Space concrete: not so concrete

Major challenges remain. Lunar soil’s heterogeneous composition complicates achieving a consistent mix. Even less is known about Martian soil, with samples to return post-2030. Binding agents like leading space geopolymers still need water, requiring bases near water sources, alternative hydration methods, and closed-loop water retention. Moreover, these materials have only been tested on simulants of Apollo-era Moon samples and Mars’s Curiosity rover data.

Traditional production methods fail in space: microgravity disrupts mixing, near-vacuum weakens materials, and extreme temperatures cause cracking.

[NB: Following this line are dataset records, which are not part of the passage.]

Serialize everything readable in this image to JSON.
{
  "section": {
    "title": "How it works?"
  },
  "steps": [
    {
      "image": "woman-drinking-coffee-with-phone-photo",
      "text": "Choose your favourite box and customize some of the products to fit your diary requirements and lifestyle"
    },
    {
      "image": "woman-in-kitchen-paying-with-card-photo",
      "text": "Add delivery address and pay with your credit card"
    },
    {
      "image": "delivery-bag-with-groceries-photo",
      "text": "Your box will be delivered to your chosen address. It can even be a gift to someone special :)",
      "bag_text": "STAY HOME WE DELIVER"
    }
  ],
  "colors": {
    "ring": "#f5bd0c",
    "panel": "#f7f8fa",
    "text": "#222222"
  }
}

To tackle this, researchers are optimizing concrete curing in lower-than-Earth gravity. NASA’s Microgravity Investigation of Cement Solidification project studies cement hydration and hardening on the ISS under simulated lunar and Martian gravity. Returned concrete samples show increased porosity affecting density and strength—calling for further study.

For all this excitement, off-world construction remains a distant vision without scalable breakthroughs in materials. Mission safety still demands extensive research and testing —even as some in the industry lightheartedly reference the “one-way trip” mindset of such high-risk ventures. And the clock is ticking. On February 26, the House Committee on Science, Space, and Technology reaffirmed support for NASA’s lunar ambitions—while demanding higher speed. The next decade will determine whether space colonization takes its first real step or remains stuck on the launchpad.